One persistent problem is that these agents lack a deep grasp of the visible interface. Static benchmarks with fixed labels do not capture the branching choices on actual websites. Agents must pick the next step by analyzing control positions, pop-up behavior, or dynamically loaded sections. For example, a button that appears after scrolling may not share the same identifier across visits, forcing the model to guess its location. A sign-up workflow that requests confirmation codes or integrates Captcha can derail simple rule-based systems. Collecting human demonstrations could supply examples of correct sequences, but scaling that approach to cover the vast expanse of consumer, financial, or social media sites demands tremendous manual work.
Research groups have tested two data-gathering tactics. The first, interaction-first, sends a general-purpose agent to roam various pages. The model performs clicks or scrolls in a freeform manner, then logs its actions. A secondary labeling network or human annotator later categorizes those interactions into tasks. It uncovers long paths and creative sequences, but many sessions end up exploring the same steps, yielding little new data. The second approach, instruction-first, generates very specific goals drawn from a snapshot of a page—for instance, “click the sign-in link” or “select the first article headline.” This targeted focus cuts down on randomness, but it can propose impossible objectives if the element does not exist or occupies a hidden frame, wasting resources on dead tasks.
A team at Carnegie Mellon University rolled out Go-Browse to overcome these gaps. They reformulate data collection as graph exploration. Each visited URL becomes a node, and each possible action that leads to another page forms an edge. The system alternates between following known edges and discovering new ones, effectively resetting to familiar pages then branching out to unexplored links. At each node, Go-Browse proposes a batch of tasks and immediately tests their feasibility. Only tasks that pass this check enter the final training corpus, keeping the dataset clear of impossible or stale instructions. The method cuts down on wasted effort and builds broad coverage of site structures.

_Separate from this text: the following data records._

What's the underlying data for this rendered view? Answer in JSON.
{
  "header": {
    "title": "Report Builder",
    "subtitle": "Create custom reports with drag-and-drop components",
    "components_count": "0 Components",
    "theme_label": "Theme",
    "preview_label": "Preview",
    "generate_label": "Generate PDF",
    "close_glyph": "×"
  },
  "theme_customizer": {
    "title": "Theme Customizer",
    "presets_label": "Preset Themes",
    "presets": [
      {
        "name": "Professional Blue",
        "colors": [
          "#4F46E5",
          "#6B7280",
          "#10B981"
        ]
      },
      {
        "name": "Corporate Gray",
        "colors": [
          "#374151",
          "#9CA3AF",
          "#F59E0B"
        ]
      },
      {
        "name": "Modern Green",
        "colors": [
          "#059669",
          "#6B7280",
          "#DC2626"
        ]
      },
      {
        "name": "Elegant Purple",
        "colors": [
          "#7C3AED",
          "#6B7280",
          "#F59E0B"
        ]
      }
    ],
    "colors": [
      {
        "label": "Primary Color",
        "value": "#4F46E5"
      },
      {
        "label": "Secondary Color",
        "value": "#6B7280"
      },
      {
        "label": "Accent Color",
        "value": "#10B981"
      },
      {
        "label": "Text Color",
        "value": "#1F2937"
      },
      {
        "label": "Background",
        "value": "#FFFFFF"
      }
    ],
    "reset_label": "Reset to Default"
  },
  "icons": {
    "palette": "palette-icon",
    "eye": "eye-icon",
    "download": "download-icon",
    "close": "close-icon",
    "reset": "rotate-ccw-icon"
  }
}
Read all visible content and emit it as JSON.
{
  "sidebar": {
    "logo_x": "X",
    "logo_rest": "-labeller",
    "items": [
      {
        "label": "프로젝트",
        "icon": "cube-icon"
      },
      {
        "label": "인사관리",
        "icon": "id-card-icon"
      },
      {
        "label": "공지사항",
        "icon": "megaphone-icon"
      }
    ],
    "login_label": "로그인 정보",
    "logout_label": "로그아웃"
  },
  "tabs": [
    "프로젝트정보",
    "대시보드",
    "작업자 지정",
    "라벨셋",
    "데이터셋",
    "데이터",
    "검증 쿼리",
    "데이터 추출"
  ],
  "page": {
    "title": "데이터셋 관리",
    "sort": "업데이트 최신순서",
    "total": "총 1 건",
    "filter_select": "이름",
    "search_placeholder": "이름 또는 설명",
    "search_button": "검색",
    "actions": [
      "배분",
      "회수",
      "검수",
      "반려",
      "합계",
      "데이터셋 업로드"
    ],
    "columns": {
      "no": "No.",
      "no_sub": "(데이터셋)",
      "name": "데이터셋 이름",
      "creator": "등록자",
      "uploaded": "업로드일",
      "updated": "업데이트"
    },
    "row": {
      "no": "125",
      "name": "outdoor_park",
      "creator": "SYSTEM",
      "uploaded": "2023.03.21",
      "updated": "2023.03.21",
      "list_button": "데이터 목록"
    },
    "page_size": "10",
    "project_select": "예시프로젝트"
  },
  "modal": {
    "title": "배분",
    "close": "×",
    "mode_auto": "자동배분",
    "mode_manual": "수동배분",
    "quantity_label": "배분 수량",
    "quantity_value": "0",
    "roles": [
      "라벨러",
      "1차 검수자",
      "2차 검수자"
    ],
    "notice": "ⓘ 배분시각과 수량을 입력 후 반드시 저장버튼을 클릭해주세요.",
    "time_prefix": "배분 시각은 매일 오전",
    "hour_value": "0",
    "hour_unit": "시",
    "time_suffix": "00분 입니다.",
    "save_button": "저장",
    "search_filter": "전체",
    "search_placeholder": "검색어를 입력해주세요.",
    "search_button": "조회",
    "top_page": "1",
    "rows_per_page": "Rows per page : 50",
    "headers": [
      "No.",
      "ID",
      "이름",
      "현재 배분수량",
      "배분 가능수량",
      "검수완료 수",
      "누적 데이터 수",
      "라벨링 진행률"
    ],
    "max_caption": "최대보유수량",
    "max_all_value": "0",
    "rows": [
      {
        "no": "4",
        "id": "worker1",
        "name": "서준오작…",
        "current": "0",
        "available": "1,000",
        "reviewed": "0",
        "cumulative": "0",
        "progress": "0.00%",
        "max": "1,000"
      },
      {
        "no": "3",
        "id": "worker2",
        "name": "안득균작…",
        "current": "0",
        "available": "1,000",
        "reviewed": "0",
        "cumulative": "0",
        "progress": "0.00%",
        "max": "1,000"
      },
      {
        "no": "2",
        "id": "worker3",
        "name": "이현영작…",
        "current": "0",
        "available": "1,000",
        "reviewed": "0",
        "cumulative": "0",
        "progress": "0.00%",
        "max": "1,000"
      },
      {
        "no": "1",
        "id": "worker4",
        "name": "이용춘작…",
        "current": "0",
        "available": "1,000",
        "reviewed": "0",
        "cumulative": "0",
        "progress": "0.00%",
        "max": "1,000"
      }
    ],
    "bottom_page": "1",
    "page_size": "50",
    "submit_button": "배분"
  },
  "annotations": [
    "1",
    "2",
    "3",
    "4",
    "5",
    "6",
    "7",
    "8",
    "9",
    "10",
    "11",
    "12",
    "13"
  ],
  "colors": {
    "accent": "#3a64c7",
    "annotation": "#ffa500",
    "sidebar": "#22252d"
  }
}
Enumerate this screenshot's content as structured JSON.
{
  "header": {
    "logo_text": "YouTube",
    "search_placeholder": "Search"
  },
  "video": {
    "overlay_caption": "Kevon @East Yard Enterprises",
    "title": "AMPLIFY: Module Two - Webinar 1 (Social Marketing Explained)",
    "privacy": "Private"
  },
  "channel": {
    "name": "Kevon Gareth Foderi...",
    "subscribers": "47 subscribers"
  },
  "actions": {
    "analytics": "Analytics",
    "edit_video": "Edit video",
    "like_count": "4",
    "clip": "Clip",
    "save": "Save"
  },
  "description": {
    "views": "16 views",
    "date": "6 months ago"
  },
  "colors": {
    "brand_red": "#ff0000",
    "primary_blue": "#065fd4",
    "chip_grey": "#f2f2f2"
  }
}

Four modules drive the pipeline. NavExplorer hunts for hyperlinks and suggests tasks that aim at unvisited nodes. It scans each interface for anchor tags, menu items, or button-triggered redirects that lead beyond the current domain or into deeper subpages. PageExplorer, in contrast, crafts tasks that remain on the same URL, such as filling text fields, selecting dropdown options, or clicking images tagged as actionable. The FeasibilityChecker combines a high-capacity pretrained agent with a vision-language model to simulate execution. If this step confirms the action can complete, the task moves forward. The Solvers component then uses lightweight variants to replay tasks from original or checkpointed states, amassing multiple successful trajectories at minimal cost.
The team evaluated this workflow on the WebArena benchmark, an established testbed for GUI-based agents. They ran Go-Browse across 100 different URLs spanning categories like retail, finance, and information services. The output was roughly 10,000 paths where the agent reached the goal and about 17,000 where it did not. This balanced mix of successes and failures gives a rich signal for training. They fine-tuned Qwen-2.5-7B-Instruct on these trajectories, running multiple epochs and adjusting hyperparameters to optimize accuracy. After training, the model correctly completed assigned tasks 21.7 percent of the time.
In head-to-head tests, the fine-tuned agent outperformed GPT-4o-mini by a margin of 2.4 percentage points. It further eclipsed NNetNav, a leading sub-10B-parameter agent, by 2.9 points. Those gains mark a clear improvement over previous published results, though they remain well under the average human success rate of 78 percent on the same benchmark. The data suggests that systematic, graph-based exploration yields better coverage and more instructive examples than prior random or page-bound methods. This outcome shows that pretrained language models can adopt GUI skills, yet they still require structured guidance to thrive.
By imposing a graph structure on web interactions and filtering out unachievable tasks, Go-Browse shapes raw browsing logs into a high-value dataset. Model developers can leverage this library of actionable trajectories to build agents that handle multi-page flows, input validation, or conditional pop-up windows. The modular setup invites extension—for instance, integrating speech recognition for voice-activated controls or video frame analysis for embedded media. Future efforts aim to close the gap toward human performance and to adapt the framework for contexts like form-heavy government portals or interactive educational tools. Go-Browse stands as a clear blueprint for elevating browser-based automation.